Japan's aim was not completely out of reach

So far, this is the biggest problem at the World Cup. Japan aim is not complete.

Germany was kicked out of the World Cup because of another questionable VAR call in Japan’s 2-1 win over Spain.

Hansi Flick’s team needed Spain to win the game, and that’s what happened in the first half, but Japan turned things around right after the break. Ritsu Doan scored the first goal for Samurai Blue before Ao Tanaka scored with a tap-in, but it was the second goal that really made people look twice.

The VAR scandal in Japan

Tanaka’s finish was fine, but before the ball was passed to him, it looked like the ball had gone out of play. It looked like Kaoru Mitoma got there a split second too late, but after a long VAR check, it was decided that the goal should stand.

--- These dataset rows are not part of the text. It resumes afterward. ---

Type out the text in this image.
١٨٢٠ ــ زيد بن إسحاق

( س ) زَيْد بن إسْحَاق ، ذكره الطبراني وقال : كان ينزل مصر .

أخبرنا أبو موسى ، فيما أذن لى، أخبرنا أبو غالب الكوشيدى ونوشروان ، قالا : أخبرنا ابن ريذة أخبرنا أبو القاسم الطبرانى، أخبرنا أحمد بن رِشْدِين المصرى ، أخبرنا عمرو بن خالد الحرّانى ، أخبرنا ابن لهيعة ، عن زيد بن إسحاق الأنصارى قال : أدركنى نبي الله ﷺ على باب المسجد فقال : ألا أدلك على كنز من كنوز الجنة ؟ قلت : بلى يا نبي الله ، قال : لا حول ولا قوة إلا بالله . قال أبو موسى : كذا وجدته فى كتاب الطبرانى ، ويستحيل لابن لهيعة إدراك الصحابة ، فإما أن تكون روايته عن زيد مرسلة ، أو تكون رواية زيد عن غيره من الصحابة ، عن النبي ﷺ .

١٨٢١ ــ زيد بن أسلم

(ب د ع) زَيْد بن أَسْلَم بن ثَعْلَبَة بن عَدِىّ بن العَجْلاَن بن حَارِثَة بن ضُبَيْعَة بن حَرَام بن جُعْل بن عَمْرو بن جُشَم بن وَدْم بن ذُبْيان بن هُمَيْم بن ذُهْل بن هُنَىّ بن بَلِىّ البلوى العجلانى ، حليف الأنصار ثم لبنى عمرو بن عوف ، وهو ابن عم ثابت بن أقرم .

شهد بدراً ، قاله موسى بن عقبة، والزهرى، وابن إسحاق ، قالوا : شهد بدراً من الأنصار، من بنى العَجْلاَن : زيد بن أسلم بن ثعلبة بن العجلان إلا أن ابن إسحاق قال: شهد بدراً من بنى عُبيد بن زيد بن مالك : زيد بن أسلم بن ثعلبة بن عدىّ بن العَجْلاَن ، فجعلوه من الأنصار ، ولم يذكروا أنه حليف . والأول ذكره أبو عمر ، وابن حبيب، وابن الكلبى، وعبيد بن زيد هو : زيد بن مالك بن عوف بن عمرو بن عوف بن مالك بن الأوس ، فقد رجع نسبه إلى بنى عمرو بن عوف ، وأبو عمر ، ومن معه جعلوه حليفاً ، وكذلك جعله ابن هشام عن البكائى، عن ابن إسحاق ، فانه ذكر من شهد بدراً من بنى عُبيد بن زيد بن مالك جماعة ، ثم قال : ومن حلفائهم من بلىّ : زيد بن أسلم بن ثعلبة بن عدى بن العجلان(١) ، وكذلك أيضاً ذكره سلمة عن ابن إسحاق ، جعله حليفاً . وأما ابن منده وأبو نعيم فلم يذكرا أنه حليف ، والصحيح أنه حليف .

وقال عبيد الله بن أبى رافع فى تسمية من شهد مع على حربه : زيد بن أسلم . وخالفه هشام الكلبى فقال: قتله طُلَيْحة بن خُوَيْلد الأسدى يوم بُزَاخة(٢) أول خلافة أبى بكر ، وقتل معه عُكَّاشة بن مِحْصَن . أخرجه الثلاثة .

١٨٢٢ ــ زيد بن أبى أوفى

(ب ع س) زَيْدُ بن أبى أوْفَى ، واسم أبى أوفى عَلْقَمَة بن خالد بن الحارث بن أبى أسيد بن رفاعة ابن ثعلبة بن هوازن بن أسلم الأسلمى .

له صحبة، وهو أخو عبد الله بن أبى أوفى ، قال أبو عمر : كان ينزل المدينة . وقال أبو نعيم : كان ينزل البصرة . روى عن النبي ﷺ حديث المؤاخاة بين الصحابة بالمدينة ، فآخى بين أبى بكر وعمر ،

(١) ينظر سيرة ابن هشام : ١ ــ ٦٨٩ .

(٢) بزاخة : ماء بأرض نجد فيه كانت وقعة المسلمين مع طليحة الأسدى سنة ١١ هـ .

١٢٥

No VAR replays or other proof of what happened were shown, so the controversy grew. Fans in the stadium and people watching at home didn’t know what was going on because the only replay they had seen was from the broadcasters. All things considered, the ball seemed to be out.

But the people in the VAR station were sure they had enough evidence to say that the whole ball hadn’t crossed the line. You could call this a Japan VAR decision.

From freeze frames of the event, it looks like the ball’s curve is hanging over the goal line, which means the ball is still in play. The rule is like the one for corners, where the ball doesn’t have to be on the line as long as it’s close to it.

When it’s time, the officials will likely say more about it.